I see. Then this is the original music I used to hear when I was a child. Since I was a child back then, I must have thought this music was way different.


----------



## Pugg (Aug 8, 2014)

This is the classical thread, not the mu-sac topic


----------



## ArtMusic (Jan 5, 2013)

I like the piece featured above, almost Chopin like.


----------



## TurnaboutVox (Sep 22, 2013)

ArtMusic said:


> I like the piece featured above, almost Chopin like.


Goodness me, you and I do hear it differently then, Art!


----------



## Nereffid (Feb 6, 2013)

TurnaboutVox said:


> Goodness me, you and I do hear it differently then, Art!


Actually, my first reaction to the piece was to wonder whether the melody had been stolen from Chopin.


----------



## TurnaboutVox (Sep 22, 2013)

Nereffid said:


> Actually, my first reaction to the piece was to wonder whether the melody had been stolen from Chopin.


Mine was less charitable.


----------



## ArtMusic (Jan 5, 2013)

TurnaboutVox said:


> Goodness me, you and I do hear it differently then, Art!


Just the opening bars, not the entire piece.


----------



## Guest (Jan 31, 2016)

I think if you were a lover of Chopin and were given an album of Clayderman as a gift, you'd have to be as restrained as Endeavour, the opera lover who was given James Last's Classic Hits! (for lovers of UK TV's prequel to _Morse_).


----------



## TurnaboutVox (Sep 22, 2013)

MacLeod said:


> I think if you were a lover of Chopin and were given an album of Clayderman as a gift, you'd have to be restrained.


I agree with you up to a point!


----------



## Weston (Jul 11, 2008)

Sounds a little like Morricone to me.

I have mixed feelings about this type of music.

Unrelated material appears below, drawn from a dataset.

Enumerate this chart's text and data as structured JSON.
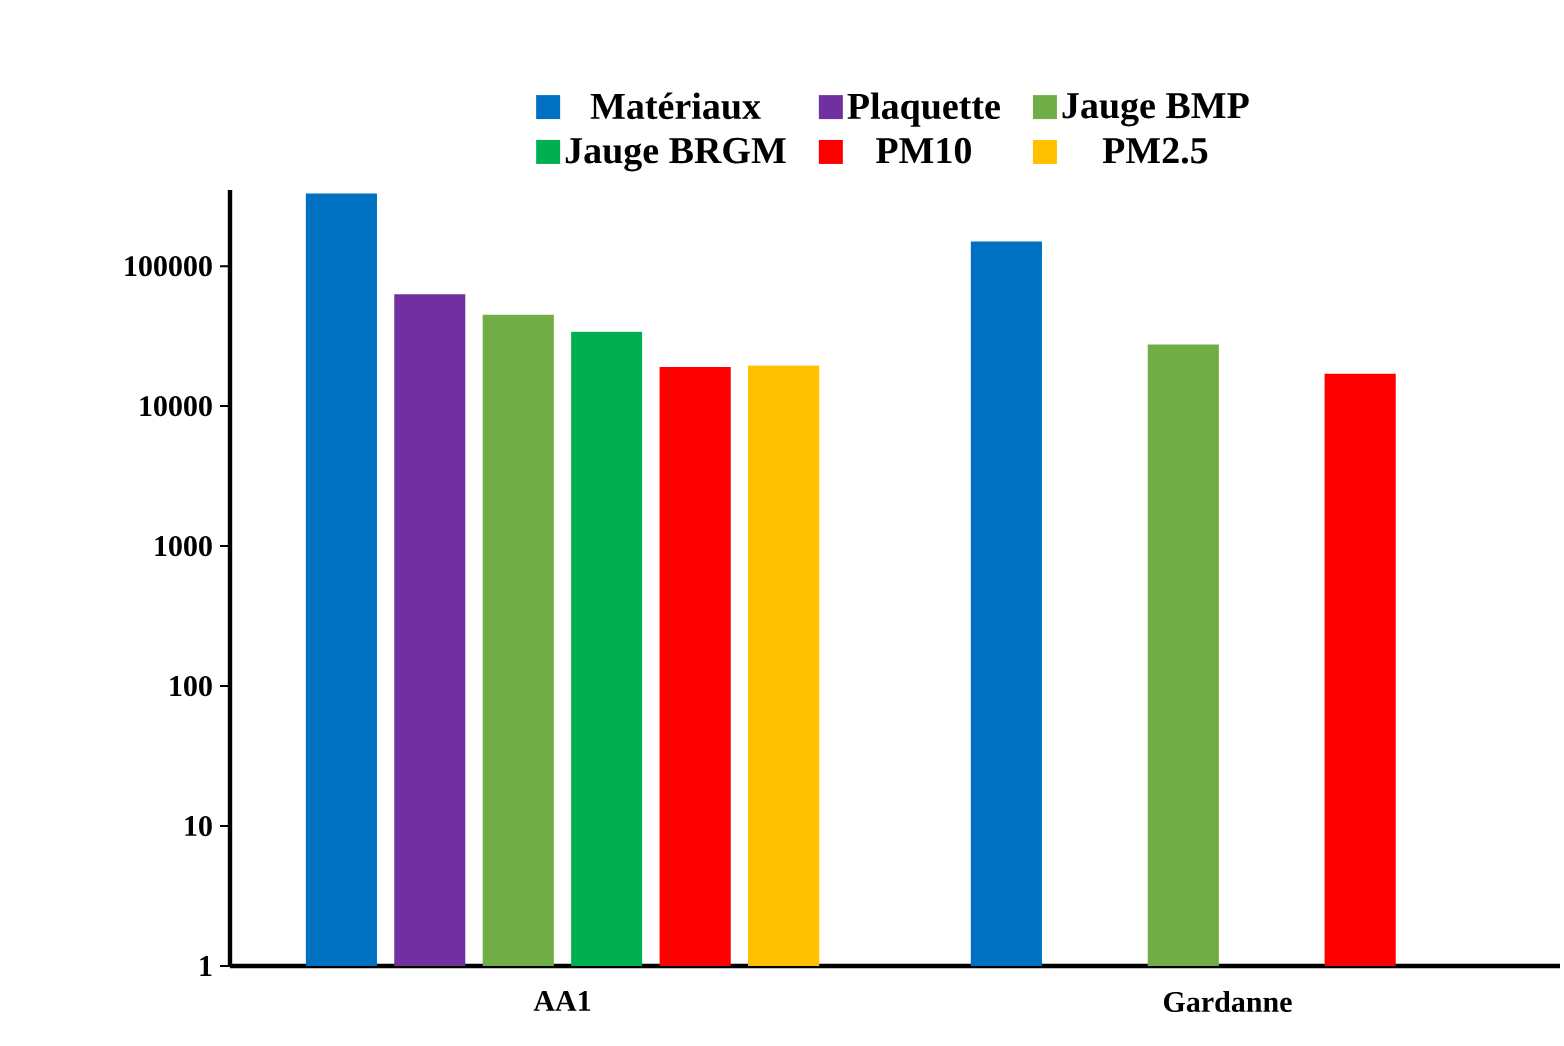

If you had told me it was by Focus I would probably love it. But I see the name Richard Clayderman and instantly want to detox. That's hardly fair.


----------



## atsizat (Sep 14, 2015)

Pugg said:


> This is the classical thread, not the mu-sac topic


How is this not classical? It is a piano work.


----------



## GreenMamba (Oct 14, 2012)

atsizat said:


> How is this not classical? It is a piano work.


That doesn't make it Classical.


----------



## Pugg (Aug 8, 2014)

atsizat said:


> How is this not classical? It is a piano work.





GreenMamba said:


> That doesn't make it Classical.


Nothing to ads to those wise words bu GreenMamba other then utter rubbish :tiphat:


----------



## atsizat (Sep 14, 2015)

GreenMamba said:


> That doesn't make it Classical.


Why? Because composed in 20th century?
Is this also not classical?


----------



## Headphone Hermit (Jan 8, 2014)

atsizat said:


> How is this not classical? *It is a piano work*.

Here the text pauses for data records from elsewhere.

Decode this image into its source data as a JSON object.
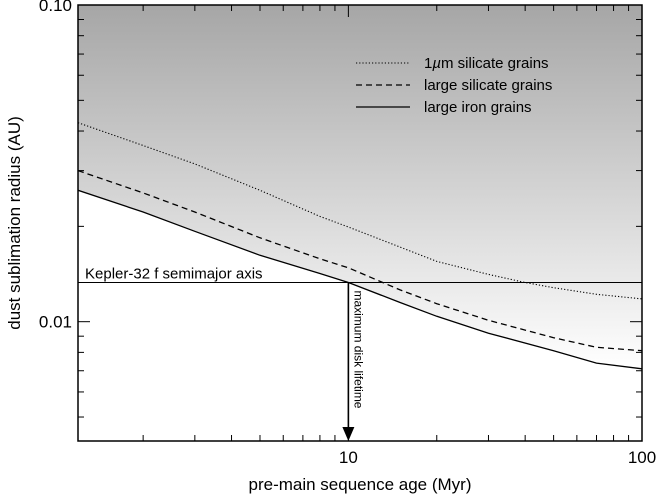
{
  "chart_data": {
    "type": "line",
    "xlabel": "pre-main sequence age (Myr)",
    "ylabel": "dust sublimation radius (AU)",
    "xscale": "log",
    "yscale": "log",
    "xlim": [
      1.2,
      100
    ],
    "ylim": [
      0.0042,
      0.1
    ],
    "xticks": [
      {
        "value": 10,
        "label": "10"
      },
      {
        "value": 100,
        "label": "100"
      }
    ],
    "yticks": [
      {
        "value": 0.01,
        "label": "0.01"
      },
      {
        "value": 0.1,
        "label": "0.10"
      }
    ],
    "grid": false,
    "legend_position": "top-right",
    "series": [
      {
        "name": "1µm silicate grains",
        "style": "dotted",
        "points": [
          [
            1.2,
            0.0425
          ],
          [
            2,
            0.036
          ],
          [
            3,
            0.0315
          ],
          [
            5,
            0.026
          ],
          [
            8,
            0.0215
          ],
          [
            10,
            0.0199
          ],
          [
            15,
            0.0172
          ],
          [
            20,
            0.0155
          ],
          [
            30,
            0.0141
          ],
          [
            40,
            0.0133
          ],
          [
            50,
            0.0128
          ],
          [
            70,
            0.0122
          ],
          [
            100,
            0.0118
          ]
        ]
      },
      {
        "name": "large silicate grains",
        "style": "dashed",
        "points": [
          [
            1.2,
            0.03
          ],
          [
            2,
            0.0255
          ],
          [
            3,
            0.0222
          ],
          [
            5,
            0.0184
          ],
          [
            8,
            0.0158
          ],
          [
            10,
            0.0148
          ],
          [
            15,
            0.0126
          ],
          [
            20,
            0.0114
          ],
          [
            30,
            0.0101
          ],
          [
            50,
            0.0089
          ],
          [
            70,
            0.0083
          ],
          [
            100,
            0.0081
          ]
        ]
      },
      {
        "name": "large iron grains",
        "style": "solid",
        "points": [
          [
            1.2,
            0.026
          ],
          [
            2,
            0.0222
          ],
          [
            3,
            0.0193
          ],
          [
            5,
            0.0162
          ],
          [
            8,
            0.0142
          ],
          [
            10,
            0.0133
          ],
          [
            15,
            0.0115
          ],
          [
            20,
            0.0104
          ],
          [
            30,
            0.0092
          ],
          [
            50,
            0.0081
          ],
          [
            70,
            0.0074
          ],
          [
            100,
            0.0071
          ]
        ]
      }
    ],
    "annotations": {
      "hline_value": 0.0133,
      "hline_label": "Kepler-32 f semimajor axis",
      "arrow_x": 10,
      "arrow_label": "maximum disk lifetime",
      "micro_symbol": "µ"
    },
    "colors": {
      "shade_dark": "#a6a6a6",
      "shade_light": "#ffffff",
      "line": "#000000"
    }
  }
}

That doesn't make it 'classical'

Nor is the Electric Light Orchestra a 'classical' ensemble, even if they do have cellos etc


----------



## Pugg (Aug 8, 2014)

I wonder when André Rieu is coming in to this discussion


----------



## GreenMamba (Oct 14, 2012)

Pugg said:


> Nothing to ads to those wise words bu GreenMamba other then utter rubbish :tiphat:


In fariness, the fact that it's rubbish doesn't necessarily mean it isn't Classical. (Although in this case, it isn't.)


----------